Yale physicists in the national particle physics prioritization process

two headshots side-by-side.
March 3, 2023

Karsten Heeger, Eugene Higgins Professor of Physics, director of the Yale Wright Laboratory (Wright Lab), and chair of the Yale Physics Department, is the deputy chair of the new Particle Physics Project Prioritization Panel (P5) that will set a vision for US particle physics for the next decade and beyond.

P5 is charged to propose a budget-constrained agenda for the U.S. Department of Energy (DOE) and the National Science Foundation (NSF) to pursue over the next decade, along with an even longer-term strategy for the field. Heeger will lead P5 along with P5 chair Hitoshi Murayama, a theoretical physicist from the University of California, Berkeley. Sarah Demers, professor of physics a leading particle physicist on the ATLAS and Mu2e experiments, and a member of Wright Lab, is a panel member. The last P5 process was completed in 2014.

The P5 committee received its charge in December 2022 through the High Energy Physics Advisory Panel (HEPAP), and is expected to deliver the final P5 report by October 2023. HEPAP advises the U.S. federal government on the national program in experimental and theoretical high energy physics (HEP) research and is a joint effort between the DOE and NSF.
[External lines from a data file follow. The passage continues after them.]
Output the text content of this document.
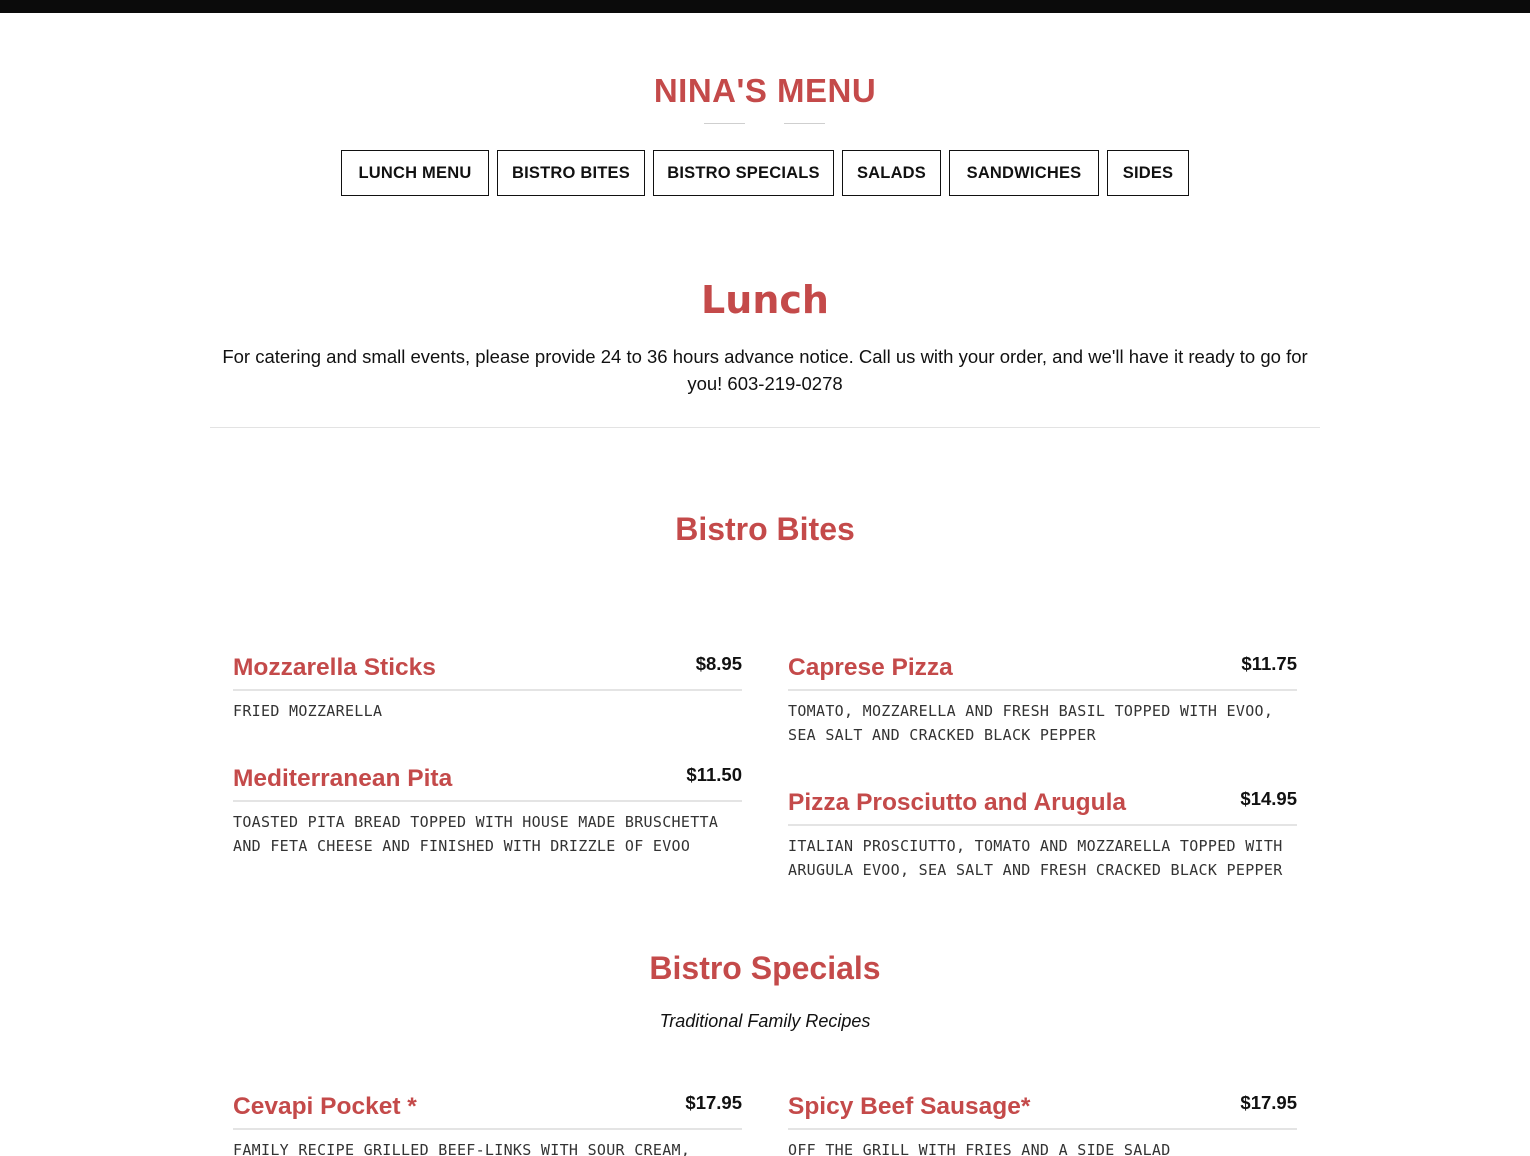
NINA'S MENU
LUNCH MENU	BISTRO BITES	BISTRO SPECIALS	SALADS	SANDWICHES	SIDES
Lunch
For catering and small events, please provide 24 to 36 hours advance notice. Call us with your order, and we'll have it ready to go for you! 603-219-0278
Bistro Bites
Mozzarella Sticks	$8.95
FRIED MOZZARELLA
Caprese Pizza	$11.75
TOMATO, MOZZARELLA AND FRESH BASIL TOPPED WITH EVOO, SEA SALT AND CRACKED BLACK PEPPER
Mediterranean Pita	$11.50
TOASTED PITA BREAD TOPPED WITH HOUSE MADE BRUSCHETTA AND FETA CHEESE AND FINISHED WITH DRIZZLE OF EVOO
Pizza Prosciutto and Arugula	$14.95
ITALIAN PROSCIUTTO, TOMATO AND MOZZARELLA TOPPED WITH ARUGULA EVOO, SEA SALT AND FRESH CRACKED BLACK PEPPER
Bistro Specials
Traditional Family Recipes
Cevapi Pocket *	$17.95
FAMILY RECIPE GRILLED BEEF-LINKS WITH SOUR CREAM,
Spicy Beef Sausage*	$17.95
OFF THE GRILL WITH FRIES AND A SIDE SALAD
This past week, the committee held its first town hall at Berkeley Lab to solicit input from the community and survey experiments at the cosmic frontier.  Laura Newburgh, assistant professor of physics and a member of Wright Lab, was one of the featured speakers.

A key input to the P5 process will be the report from the recent “Snowmass” community study, distilling ideas presented by the particle physics community.

According to P5 chair Murayama, key elements of a successful P5 will be that it is well informed by the science community; sets a grand long-range vision for U.S. particle physics; faces budget constraints realistically; has a balanced portfolio; takes into consideration the evolving national and international context in the field; thoughtfully considers matters of diversity, equity, and inclusion; and involves community engagement.

The particle physics community is undertaking a broad and ambitious research program, from the study of neutrinos to testing fundamental interactions at the highest energies, to mapping the expansion of the Universe. In accordance with the national scene, Wright Lab and the Yale Physics Department are leading a variety of research efforts in investigating the full breadth of the field of experimental and theoretical high energy physics. 

“Prioritizing the excellent ideas of the community and developing a strategic vision for the field is a daunting task,” Heeger said. “Enabling this fantastic science will be rewarding,” he added. 

Demers said, “It’s fantastic to see Yale’s sustained involvement in P5. With Yale professor of physics Charlie Baltay chairing the 2008 committee and two faculty from Yale on the previous panel, which occurred in 2013, our department has had the privilege to help chart the path of particle physics in the United States over the past few decades and into the future.”